What’s interesting about the Chief Keef saga isn’t that law enforcement doesn’t care for his music, or even that he’s been shut down, but that a real confrontation with actual limitations is looming. Chief Keef may get arrested for owing money, but he retains his right to free speech. It’s unclear whether the same could be said of his hologram. The Hammond police can shut his hologram off if he tries to create a spectacle on public land that constitutes a safety hazard. But can they shut his hologram off if it just stands there. Can Keef protest through his hologram? Can he respectfully disagree?

It’s worth noting that Hammond authorities didn’t pull the plug to Chief Keef’s hologram show because of noise violations or anything like that. He was shut down because the mayor interpreted lyrics he’d never heard as an incitement to violence. Here’s what Thomas McDermott told The New York Times:

“I know nothing about Chief Keef….It’s not like we’re anti-rap. It’s just this specific case. Gang violence in Chicago is the reality right now, and I’m not going to invite someone that might be a threat to public safety.”

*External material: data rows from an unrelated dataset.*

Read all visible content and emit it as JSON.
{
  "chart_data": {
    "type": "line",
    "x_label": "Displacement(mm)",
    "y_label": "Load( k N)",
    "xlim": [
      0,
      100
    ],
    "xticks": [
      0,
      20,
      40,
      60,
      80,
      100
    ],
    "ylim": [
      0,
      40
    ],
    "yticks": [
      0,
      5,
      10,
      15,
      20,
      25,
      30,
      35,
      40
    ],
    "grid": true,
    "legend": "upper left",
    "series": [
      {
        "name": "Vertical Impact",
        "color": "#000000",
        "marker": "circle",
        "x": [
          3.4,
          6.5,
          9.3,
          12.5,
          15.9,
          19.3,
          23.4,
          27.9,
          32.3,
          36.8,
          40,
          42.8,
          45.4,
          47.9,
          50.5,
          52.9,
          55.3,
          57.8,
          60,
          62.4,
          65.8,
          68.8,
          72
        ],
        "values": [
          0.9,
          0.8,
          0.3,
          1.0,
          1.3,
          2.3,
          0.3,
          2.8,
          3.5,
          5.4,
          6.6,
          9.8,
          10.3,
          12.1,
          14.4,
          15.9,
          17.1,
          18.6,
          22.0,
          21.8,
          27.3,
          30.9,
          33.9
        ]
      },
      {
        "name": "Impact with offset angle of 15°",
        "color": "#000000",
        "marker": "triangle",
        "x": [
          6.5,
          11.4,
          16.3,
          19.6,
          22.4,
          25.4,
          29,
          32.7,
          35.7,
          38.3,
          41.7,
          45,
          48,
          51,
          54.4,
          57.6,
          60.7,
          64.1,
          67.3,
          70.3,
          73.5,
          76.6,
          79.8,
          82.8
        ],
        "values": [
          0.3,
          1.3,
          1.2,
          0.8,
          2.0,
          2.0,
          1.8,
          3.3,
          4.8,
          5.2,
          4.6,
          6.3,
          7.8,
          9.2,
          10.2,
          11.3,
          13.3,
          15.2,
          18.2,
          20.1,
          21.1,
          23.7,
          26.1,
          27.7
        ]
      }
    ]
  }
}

Eugene Volokh, an American law professor at UCLA, wrote on his blog about how this is anything but a violation of First Amendment rights. When it comes to the potential of the performance to threaten the public’s saftey, he cites Terminiello v. City of Chicago (1949), where speech is protected despite concerns of violence.

Even if the rapper’s lyrics called for the commission of an actual crime, it makes no difference. As Volokh puts it:

“…the Supreme Court held, in Brandenburg v. Ohio (1969) and Hess v. Indiana (1973), that even advocacy of crime is constitutionally protected unless it is intended to and likely to cause imminent criminal conduct, with ‘imminent’ meaning in the next few hours or maybe at most days, rather than at some unspecified time in the future…So unless Chief Keef was urging people to set fire to the stage, or shoot any police officers that might be standing nearby guarding the event — and I have absolutely no reason to think Keef was indeed doing that — his speech was not punishable incitement.”

But because holographic technology is so new, very few legal scholars (or cops) seem to have considered the nuances of freedom of speech in regards to holographic technology. Michael Drecolias of Seton Hall University’s Law School is one of those people. Here’s his take:

“Noncommercial speech is afforded much greater protection under the First Amendment than commercial speech because the essence of noncommercial speech falls within [the Right of Publicity, or the control of one’s own likeness.] However, when commercial speech and other forms of speech are mixed, a classification as to the form of speech must be made before any evaluation as to how the First Amendment applies can take place…. No area of law automatically will prevail over another.…”

Hammond authorities may be able to argue that Keef’s holographic show falls under commercial speech and therefore sits in an area that is subject to certain restrictions. That hasn’t been the case yet, but if the organizers of the show choose to sue, those arguments are sure to come up during court hearings.

Ultimately, it seems pretty clear that holograms are essentially an extension of expression the same way an audio recording or piece of writing is. That said, holograms exist in physical space in a much more meaningful way, which will surely affect the intricacies of the law governing their use. Right now, that law doesn’t exist, so cops and Keefs have no hope of understanding or following it. But the debate is coming, and the holographic protest is coming, and you better believe that dissidents and, yes, criminals will take advantage of the technology to go out in public in a way they never could have before.

The Chief Keef hologram is one thing. The Julian Assange hologram will be another.